Specific receptor for angiotensinogen on human renal cells.

BACKGROUND: We recently demonstrated the existence of an angiotensinogen (AGT) receptor on placental cells. It has been established that there is a tissue-specific renin-angiotensin system (RAS) in the human kidney. This study focused on whether human renal proximal tubule epithelial cells possessed an AGT receptor. METHODS: Human renal proximal tubule epithelial cells were cultured in plastic wells. Binding assays were carried out by adding iodinated angiotensinogen ((125)I-AGT) to each culture well, with or without unlabeled AGT. The cells were washed, lysed, and the radioactivity was measured. RESULTS: Human renal proximal tubule epithelial cells bound (125)I-AGT in a time-dependent manner. This binding was competitively and specifically inhibited by unlabeled AGT. Bound (125)I-AGT was competitively displaced by AGT. Acid washing removed 30% at 8 h, indicating that 70% bound AGT had been internalized. Scatchard plot binding analysis showed that the identified AGT receptor possessed a single class of high-affinity binding sites (K(d)=1.73 nmol, B(max)=23.39 pmol/10(6) cells). CONCLUSION: The results of this study provide evidence for the presence of an AGT receptor on human renal proximal tubule epithelial cells. Our finding suggests that the AGT receptor may be an integral component of the renal RAS.

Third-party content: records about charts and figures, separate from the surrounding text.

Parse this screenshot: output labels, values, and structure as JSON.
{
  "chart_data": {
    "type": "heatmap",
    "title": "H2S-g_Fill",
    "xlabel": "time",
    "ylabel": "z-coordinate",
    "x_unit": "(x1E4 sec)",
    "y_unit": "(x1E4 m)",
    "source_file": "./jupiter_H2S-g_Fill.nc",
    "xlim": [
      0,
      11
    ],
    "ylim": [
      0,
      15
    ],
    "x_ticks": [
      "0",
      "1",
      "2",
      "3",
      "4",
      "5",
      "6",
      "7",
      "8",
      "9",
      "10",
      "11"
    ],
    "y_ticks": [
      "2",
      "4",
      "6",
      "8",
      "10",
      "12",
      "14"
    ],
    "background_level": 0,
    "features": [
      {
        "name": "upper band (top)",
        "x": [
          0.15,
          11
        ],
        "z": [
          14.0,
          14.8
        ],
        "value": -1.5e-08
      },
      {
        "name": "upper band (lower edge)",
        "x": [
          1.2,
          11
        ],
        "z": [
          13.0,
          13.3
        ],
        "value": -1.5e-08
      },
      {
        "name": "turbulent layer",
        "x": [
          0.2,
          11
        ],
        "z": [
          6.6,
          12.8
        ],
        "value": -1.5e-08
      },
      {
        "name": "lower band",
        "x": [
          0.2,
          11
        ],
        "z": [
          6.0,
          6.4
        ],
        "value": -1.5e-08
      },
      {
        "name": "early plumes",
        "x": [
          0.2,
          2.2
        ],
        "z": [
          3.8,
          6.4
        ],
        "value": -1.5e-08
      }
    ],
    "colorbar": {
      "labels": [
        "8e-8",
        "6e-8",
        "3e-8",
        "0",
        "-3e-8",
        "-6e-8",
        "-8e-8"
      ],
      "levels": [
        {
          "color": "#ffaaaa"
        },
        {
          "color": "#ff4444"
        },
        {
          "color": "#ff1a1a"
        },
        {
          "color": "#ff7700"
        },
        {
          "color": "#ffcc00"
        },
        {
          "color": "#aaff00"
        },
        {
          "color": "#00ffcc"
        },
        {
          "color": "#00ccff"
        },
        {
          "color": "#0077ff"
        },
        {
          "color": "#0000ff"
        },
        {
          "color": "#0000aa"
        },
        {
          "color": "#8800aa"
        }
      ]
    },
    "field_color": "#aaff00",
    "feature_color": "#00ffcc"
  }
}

Detection of a receptor for angiotensinogen on placental cells.

BACKGROUND: Current evidence indicates that there may be a tissue-specific renin-angiotensin system (RAS) in the human placenta. To better define the placental RAS, this study sought to determine whether placental derived cells possessed a receptor for angiotensinogen (AGT), a rate limiting component of the RAS. METHODS: A human placenta-derived cell line, CRL-7548, a highly purified AGT and iodine-125-labeled angiotensinogen ((125)I-AGT) were used in this study. The cells were seeded in 35-mm diameter plastic wells, cultured for 2 days in fetal bovine serum-Dulbecco's modified Eagle's medium to reach about 80% to 90% confluence, 2 x 10(4) cells/well and passed in Dulbecco's modified Eagle's medium free of fetal bovine serum before experimentation. A quantity of 3 microg of (125)I-AGT was added to each well at zero time. RESULTS: The cells rapidly bound (125)I-AGT in a time dependent manner with saturation being achieved in 2 to 4 h. This binding was competitively inhibited by unlabeled AGT. Prior addition of a 100-fold excess of unlabeled AGT resulted in a 54% decrease in maximal binding. Bound AGT was also competitively displaced by AGT. Addition of a 200-fold excess of unlabeled AGT displaced 70% of the bound (125)I-AGT. Thus, approximately 30% of the total binding can be attributed to nonspecific binding. An acid wash (0.2 mol/L acetic acid, 0.5 mol/L NaCl, pH 2.5) at 4 degrees C removed 46% of the bound (125)I-AGT. An acid wash is known to dissociate cell surface ligand-receptor complexes, but does not remove internalized ligand. CONCLUSION: The results of this study provide evidence for the existence of an AGT receptor on placenta-derived cells. This is the first report of an AGT receptor.